Dr Tan See Leng: I thank Mr Saktiandi for his question. The regulated tariffs reflect the long-run marginal cost of generating electricity. For a period of time, the electricity retailers were generally able to offer prices lower than the regulated tariff because the wholesale electricity prices were depressed below cost due to the over capacity in generation and oversupply of gas. And I think I did intimate to Members of the House, in fact, I gave a very strong point earlier this year that that low prices are not sustainable and that it will go. What we can try to do, very, very hard, is to try to mitigate and manage the gradient of that growth.

We import all of our electricity, 95% of our electricity, more than that is through natural gas, which is imported. Even if we do go into low-carbon electricity, we will still have to import, because geographically, we are naturally disadvantaged. Even if I were to cover all the rooftops of the HDB flats, the JTC buildings with solar panels – we use vertical solar panels today and we cover our floating reservoirs, all the vast expanse of space – we probably can generate maybe at peak, well not at peak, but probably between 4% and 5% or 6% of our needs. So, we still have to import the rest of it.

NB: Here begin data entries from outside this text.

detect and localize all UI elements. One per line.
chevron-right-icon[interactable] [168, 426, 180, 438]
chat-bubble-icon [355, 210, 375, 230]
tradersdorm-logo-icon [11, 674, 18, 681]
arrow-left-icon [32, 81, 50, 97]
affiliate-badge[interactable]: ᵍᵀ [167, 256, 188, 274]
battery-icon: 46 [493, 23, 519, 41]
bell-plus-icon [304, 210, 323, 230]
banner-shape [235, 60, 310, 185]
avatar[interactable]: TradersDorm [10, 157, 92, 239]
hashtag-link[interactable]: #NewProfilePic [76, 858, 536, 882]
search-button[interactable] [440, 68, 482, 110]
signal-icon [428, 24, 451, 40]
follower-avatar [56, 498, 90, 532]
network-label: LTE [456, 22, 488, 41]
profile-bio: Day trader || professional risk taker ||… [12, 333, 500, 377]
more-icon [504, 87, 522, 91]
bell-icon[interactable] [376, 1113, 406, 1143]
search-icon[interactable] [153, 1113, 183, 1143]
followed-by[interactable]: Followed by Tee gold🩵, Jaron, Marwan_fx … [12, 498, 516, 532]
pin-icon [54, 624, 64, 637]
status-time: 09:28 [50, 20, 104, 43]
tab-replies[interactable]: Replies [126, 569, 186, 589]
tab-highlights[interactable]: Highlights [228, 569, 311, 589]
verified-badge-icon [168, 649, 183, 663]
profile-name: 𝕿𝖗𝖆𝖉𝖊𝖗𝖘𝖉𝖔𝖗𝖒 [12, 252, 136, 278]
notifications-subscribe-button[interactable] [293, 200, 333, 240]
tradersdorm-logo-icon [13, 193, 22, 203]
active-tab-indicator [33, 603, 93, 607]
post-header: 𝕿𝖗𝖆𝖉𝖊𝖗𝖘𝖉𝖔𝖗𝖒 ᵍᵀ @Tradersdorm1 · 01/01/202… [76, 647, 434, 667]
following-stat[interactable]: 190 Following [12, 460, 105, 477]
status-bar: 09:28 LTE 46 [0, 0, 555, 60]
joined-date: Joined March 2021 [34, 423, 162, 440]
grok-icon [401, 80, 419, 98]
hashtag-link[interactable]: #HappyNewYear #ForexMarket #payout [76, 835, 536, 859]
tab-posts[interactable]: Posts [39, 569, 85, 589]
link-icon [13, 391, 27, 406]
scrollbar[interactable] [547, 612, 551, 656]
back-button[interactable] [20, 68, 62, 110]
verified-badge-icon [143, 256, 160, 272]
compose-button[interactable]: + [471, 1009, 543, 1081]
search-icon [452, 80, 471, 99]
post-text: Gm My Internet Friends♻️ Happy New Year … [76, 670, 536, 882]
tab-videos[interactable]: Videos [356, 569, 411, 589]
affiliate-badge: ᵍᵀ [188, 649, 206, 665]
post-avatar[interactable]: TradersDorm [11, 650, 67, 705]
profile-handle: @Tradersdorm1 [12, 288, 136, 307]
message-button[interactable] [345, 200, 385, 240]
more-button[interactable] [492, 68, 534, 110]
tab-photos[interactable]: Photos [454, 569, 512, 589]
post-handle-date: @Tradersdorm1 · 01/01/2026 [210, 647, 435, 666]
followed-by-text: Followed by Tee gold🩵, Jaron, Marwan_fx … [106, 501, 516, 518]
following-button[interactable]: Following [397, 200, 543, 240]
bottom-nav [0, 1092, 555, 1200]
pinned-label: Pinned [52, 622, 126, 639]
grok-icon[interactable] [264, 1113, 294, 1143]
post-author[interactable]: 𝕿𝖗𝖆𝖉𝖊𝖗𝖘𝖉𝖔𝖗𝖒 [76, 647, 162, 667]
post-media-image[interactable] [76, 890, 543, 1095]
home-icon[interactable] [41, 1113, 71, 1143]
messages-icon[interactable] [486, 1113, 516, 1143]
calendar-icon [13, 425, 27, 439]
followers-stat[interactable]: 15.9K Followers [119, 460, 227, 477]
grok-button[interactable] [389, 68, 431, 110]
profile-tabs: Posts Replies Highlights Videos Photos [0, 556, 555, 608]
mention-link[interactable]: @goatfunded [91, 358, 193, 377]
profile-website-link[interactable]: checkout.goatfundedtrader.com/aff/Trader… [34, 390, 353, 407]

So, I think the Member's point about how do we — I mean, the way I have underscored it is really about energy conservation. The Government will continue to support the low-income households through all these vouchers and rebates and so on. But I think whether we like it or not, as the demand and supply situation continues to tighten, the gap between the open electricity market and the regulated tariffs will continue to narrow.

The OEM is not just simply about offering our consumers discount off regulated tariffs. More pertinently, it offers a variety of fixed price plans and variable price plans to our consumers so that they can select the plan that best suits their needs.

In fact, the only sustainable way looking forward and one of those things that I have been preaching constantly is that we would strongly encourage all Singaporeans to adopt energy conservation as our way of life. We can start small. We can turn the lights off when we are not in the room. We can opt to use the fan more often rather than using air-conditioning. We can, in air-conditioning rooms, push the temperature up by a few degrees, we do not have to bring it down so low and wear a sweater. And switching to more energy-efficient appliances where possible. And I think that NEA has worked very well with us to put the ticks for appliances. Minister Grace Fu is here. The more ticks, the more efficient the appliances in terms of conservation of energy.

So, I hope that with every single bit, we can all come together and help. We are also committed to a low carbon footprint moving forward. I think you have read in the news today about what is happening in Glasgow and UN Climate Change Conference (COP26) and how this global warming is going to create catastrophic disastrous consequences for us if we do not lower our carbon emission. So, I hope that with that collective effort, we can all come together and make this a greener and a lower energy-requiring environment to live in.